The basis for quality Arabica and Robusta coffee is care. The difficult-to-define and much more mystifying than explanatory "terroir" is just as little responsible as a microclimate that is not naturally given.
Good coffee is a man-made product and not a whim of nature or a result of higher powers.
The pyramid shows how important care and processing are and form a basis for what already makes coffee appear good to very good. The factors of temperature, variety, and microclimate/growing conditions then separate the very good from the good coffees.
100% Arabica Coffee: What's the truth?
Even today, coffee packaging is labeled "100% Arabica," which, firstly, does not do justice to the complexity of the product, secondly, provides no added information, and thirdly, leaves coffee drinkers in the dark.
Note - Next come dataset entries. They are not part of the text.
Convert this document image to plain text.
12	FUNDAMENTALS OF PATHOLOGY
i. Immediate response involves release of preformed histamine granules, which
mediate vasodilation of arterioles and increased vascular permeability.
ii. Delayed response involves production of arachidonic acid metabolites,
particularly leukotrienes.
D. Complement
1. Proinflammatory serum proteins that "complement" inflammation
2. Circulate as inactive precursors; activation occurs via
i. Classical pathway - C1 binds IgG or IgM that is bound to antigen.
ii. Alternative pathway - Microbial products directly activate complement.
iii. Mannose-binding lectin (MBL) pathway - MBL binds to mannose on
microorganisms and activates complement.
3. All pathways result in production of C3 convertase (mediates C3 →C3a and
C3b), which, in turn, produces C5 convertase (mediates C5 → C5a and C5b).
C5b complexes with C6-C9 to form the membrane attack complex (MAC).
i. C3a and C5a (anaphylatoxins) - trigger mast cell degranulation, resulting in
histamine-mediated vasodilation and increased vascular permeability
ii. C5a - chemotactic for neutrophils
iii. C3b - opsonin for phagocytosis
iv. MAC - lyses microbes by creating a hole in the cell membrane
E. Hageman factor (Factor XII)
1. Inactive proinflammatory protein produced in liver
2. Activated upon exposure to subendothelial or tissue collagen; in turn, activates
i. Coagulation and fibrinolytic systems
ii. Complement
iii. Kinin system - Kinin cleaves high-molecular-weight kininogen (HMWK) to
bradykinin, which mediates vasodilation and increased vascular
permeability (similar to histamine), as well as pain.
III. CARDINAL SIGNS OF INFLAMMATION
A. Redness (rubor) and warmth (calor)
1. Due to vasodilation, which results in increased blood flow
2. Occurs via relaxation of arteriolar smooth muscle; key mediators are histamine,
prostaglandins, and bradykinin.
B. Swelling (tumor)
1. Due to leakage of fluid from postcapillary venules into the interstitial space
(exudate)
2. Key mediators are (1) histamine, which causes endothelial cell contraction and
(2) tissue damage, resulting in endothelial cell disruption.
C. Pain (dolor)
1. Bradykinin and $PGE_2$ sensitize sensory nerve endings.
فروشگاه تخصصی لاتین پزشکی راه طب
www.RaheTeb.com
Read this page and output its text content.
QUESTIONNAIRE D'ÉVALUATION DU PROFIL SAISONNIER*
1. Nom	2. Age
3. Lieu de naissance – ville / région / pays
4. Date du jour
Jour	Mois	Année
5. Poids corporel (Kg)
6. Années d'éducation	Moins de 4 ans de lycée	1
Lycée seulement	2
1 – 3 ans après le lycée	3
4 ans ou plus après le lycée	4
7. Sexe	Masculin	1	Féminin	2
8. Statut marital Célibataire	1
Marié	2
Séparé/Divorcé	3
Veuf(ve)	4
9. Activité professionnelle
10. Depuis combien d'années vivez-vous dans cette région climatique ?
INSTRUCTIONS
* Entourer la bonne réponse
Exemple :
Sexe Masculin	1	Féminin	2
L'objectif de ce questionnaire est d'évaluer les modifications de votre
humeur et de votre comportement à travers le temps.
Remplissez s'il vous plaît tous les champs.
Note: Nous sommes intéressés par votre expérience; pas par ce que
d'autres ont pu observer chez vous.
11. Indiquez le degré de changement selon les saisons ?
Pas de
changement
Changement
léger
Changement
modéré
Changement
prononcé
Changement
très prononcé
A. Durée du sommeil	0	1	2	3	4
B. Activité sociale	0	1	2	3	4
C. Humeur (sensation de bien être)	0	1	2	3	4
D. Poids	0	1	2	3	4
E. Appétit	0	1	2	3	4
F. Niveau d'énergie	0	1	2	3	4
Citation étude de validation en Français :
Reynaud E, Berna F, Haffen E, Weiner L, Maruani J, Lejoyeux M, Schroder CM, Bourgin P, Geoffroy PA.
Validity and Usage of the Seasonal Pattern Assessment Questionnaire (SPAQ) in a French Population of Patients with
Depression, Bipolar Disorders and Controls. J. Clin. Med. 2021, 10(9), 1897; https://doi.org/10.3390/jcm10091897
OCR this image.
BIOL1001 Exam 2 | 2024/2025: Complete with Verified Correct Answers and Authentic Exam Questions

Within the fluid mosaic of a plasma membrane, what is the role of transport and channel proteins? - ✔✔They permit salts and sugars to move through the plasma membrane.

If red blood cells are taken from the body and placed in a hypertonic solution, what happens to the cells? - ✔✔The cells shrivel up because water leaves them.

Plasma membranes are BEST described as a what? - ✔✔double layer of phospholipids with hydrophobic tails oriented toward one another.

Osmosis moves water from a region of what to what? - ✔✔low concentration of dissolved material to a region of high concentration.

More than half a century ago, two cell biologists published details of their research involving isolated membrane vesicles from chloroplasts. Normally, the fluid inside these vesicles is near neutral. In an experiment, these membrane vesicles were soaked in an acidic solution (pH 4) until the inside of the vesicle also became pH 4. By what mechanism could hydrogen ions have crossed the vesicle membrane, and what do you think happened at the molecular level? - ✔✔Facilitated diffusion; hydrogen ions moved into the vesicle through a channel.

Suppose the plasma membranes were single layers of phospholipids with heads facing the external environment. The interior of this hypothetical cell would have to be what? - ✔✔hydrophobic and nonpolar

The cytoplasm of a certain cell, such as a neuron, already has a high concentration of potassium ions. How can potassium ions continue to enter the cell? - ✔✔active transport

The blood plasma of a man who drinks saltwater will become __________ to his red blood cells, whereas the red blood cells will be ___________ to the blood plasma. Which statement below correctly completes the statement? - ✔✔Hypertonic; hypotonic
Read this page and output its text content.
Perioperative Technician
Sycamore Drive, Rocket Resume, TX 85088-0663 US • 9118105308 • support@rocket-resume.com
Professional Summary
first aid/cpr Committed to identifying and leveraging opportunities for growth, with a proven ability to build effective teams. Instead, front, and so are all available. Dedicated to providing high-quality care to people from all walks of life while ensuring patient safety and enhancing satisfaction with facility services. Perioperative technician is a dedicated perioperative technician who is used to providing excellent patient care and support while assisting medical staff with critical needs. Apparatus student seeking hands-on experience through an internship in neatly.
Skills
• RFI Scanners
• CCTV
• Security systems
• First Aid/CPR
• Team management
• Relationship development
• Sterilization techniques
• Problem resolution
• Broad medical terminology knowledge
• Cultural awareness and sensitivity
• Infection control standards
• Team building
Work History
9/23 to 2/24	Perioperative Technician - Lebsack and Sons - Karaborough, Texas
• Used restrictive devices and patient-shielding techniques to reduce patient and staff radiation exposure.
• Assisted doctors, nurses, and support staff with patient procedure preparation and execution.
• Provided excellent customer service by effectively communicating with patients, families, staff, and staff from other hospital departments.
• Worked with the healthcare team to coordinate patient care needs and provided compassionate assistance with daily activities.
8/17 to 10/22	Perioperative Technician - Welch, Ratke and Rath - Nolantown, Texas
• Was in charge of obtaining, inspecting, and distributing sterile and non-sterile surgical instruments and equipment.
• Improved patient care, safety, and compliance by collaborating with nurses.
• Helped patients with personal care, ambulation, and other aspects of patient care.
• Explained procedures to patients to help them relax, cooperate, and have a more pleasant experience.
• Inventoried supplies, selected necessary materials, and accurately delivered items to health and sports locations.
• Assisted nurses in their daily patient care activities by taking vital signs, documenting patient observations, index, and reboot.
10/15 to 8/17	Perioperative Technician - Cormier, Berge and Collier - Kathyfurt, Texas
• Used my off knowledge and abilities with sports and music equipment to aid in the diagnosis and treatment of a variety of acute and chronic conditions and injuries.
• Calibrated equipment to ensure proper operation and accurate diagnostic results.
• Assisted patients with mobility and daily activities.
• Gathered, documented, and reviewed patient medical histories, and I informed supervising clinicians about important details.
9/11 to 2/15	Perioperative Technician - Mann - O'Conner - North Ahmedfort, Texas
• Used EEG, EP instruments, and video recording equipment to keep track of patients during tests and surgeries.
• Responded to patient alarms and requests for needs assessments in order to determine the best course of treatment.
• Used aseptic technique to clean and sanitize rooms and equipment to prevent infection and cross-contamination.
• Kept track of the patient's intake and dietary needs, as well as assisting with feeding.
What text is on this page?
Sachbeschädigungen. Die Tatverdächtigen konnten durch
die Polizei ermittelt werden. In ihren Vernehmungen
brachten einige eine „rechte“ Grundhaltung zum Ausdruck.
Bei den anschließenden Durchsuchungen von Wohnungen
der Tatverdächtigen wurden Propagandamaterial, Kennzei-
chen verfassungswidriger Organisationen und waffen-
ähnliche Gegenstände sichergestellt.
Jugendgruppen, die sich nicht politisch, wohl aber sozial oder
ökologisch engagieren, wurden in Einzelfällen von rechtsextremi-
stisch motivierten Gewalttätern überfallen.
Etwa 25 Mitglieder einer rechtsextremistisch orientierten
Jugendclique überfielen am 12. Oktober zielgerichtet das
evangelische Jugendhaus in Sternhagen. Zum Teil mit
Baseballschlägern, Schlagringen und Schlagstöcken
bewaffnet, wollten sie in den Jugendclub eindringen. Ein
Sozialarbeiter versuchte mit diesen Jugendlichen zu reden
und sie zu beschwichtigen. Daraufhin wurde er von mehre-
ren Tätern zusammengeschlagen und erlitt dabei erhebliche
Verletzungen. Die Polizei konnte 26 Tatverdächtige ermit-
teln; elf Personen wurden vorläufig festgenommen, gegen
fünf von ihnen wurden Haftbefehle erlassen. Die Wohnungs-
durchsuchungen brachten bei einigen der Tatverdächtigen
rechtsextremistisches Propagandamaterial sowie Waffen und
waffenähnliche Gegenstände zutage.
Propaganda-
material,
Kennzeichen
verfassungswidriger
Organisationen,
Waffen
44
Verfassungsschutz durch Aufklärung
The distinction between species alone is also no longer up-to-date. The coffee plant is subject to climate change, and so we should expand our vocabulary to understand and describe the coffee of the future. Varieties and new breeds are becoming increasingly important, so in the future, we should speak more about varieties and no longer about species.
Researchers have been working intensively for years to bring new crosses from the laboratory to the field and to scale them up. The simplified distinction between Arabica and non-Arabica (e.g., Robusta) falls far too short here.